可能な限り、朝は早く出発し、天気が崩れやすい午後は、なるべく早い時間に山小屋や下山口に着けるように行動しましょう。レインウェアは雨はもちろん、防風防寒対策にもなるため、晴れの日でも必ず持参するようにしましょう。

■防寒対策はしっかりと
山では高度を100m上げる毎に、0.6度気温が下がります。また、風速1mの風を受けると体感気温が1度下がります。富士山を例にすると、平地が30度を超える真夏日でも、山頂は8度しかありません。これに風が加われば、体感気温はもっと下がります。
そのため真夏でもしっかりとした防寒装備が必要となります。
フリース、ダウンジャケット、レインウェアなど、あらゆるシチュエーションに対応できる防寒具を持っておくと理想的です。

■紫外線対策は万全に
高い山へ登れば登るほど紫外線量は増えます。高度を1000m上げる毎に紫外線量は10%以上増えると言われています。そのため、多くの人が実践されている「日焼け止めをこまめに塗る」という対策はもちろん、肌の露出自体を極力控える対策も必要です。ツバの大きいハットや長袖の着用、そして目からも紫外線は吸収されるため、サングラスも必須アイテムとなります。

■熱中症、高山病に注意
行動時間が長くなる夏山登山では水分補給が非常に重要となります。「荷物が重くなるから」という理由で持ち歩く水の量を過度に制限したり、「トイレが近くなるから」と水分摂取を減らしたりすることは熱中症の原因となり、大変危険です。
汗をかくと、水分の他、ミネラル成分も体内から失われるため、ミネラル成分を含み、素早く体内に吸収されるハイポトニック飲料がオススメです。
ハイポトニック飲料はボトルタイプのものも販売されていますが、現地で調達した水と混ぜればハイポトニック飲料となるパウダータイプであれば、荷物の軽量化にもなります。

また、夏山ならではの症状として、高山病があります。
高山病を引き起こす原因は一つではありませんが、多くは血液内の酸素飽和度が下がるために起こることが一般的です。
そのため、登る際には、「(体を高度に慣らすため)ゆっくりと登る」「(酸素を体内に取り込むため)深呼吸をする」ことが特に需要です。
つまり、ペースのマネジメントが必要になるのですが、こうしたときに高度やペースを示す登高スピードが把握できる登山用時計が大変有効になります。

★参考★
Seiko Prospex Alpinist

■万が一に備えよう
どんなに気を付けていても、登山をする以上、万が一の事態が起こってしまう可能性は誰にでもあります。
一部自治体で登山届が義務化となっているエリアがありますが、義務化となっていない場合でも登山届は必ず出すようにしましょう。

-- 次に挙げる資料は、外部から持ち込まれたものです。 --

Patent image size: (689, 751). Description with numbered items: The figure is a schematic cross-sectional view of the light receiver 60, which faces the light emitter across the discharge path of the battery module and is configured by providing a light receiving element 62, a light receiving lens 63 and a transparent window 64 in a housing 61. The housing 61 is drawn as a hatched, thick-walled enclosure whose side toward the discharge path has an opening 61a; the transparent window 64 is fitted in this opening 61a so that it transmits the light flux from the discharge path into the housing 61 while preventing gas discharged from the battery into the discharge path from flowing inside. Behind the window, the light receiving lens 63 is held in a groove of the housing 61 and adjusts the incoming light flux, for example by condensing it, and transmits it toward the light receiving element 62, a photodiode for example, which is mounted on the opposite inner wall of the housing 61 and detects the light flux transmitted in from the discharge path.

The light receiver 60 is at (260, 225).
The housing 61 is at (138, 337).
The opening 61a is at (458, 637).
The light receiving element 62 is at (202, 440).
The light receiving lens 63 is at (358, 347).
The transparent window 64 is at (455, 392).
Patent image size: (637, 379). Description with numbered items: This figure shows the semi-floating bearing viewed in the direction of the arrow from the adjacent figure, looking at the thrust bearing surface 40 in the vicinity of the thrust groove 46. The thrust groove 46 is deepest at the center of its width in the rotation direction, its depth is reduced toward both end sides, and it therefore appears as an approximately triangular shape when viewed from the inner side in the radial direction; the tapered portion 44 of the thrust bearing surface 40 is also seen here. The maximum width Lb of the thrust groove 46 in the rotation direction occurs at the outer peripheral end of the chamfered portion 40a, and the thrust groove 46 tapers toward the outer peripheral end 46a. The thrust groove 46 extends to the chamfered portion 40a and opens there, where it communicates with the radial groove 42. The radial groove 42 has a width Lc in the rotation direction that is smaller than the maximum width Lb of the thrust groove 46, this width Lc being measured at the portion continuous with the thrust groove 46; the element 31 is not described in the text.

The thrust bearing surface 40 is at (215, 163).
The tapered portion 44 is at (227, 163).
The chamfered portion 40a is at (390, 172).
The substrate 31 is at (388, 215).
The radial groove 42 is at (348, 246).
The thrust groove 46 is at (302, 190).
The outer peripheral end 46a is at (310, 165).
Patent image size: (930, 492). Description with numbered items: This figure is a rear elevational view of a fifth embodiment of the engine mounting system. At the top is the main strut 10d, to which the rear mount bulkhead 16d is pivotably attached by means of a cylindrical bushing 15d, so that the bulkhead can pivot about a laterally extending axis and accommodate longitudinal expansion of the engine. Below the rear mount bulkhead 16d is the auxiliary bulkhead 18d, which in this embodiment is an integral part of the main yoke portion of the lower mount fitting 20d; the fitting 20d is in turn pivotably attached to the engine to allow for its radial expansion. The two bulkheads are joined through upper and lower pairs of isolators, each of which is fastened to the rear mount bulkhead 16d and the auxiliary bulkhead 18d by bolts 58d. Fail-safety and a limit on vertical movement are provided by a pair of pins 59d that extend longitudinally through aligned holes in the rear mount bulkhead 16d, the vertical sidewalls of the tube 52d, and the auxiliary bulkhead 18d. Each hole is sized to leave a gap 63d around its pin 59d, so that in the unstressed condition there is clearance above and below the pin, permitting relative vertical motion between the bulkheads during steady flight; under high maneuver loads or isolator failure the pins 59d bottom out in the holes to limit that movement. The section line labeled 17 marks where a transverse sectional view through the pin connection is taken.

現在はインターネットからカンタンに登山届を提出することができるようになっています。
また、登山用の保険にも念のために入っておきましょう。日帰りハイキングのようなリスクの低い登山に向いたものから、岩登りなどの登攀に向いたもの、遭難救助に特化したものなど多種多様の保険・制度が用意されています。
自分の山行の種類、頻度から適当なものを選んで加入しましょう。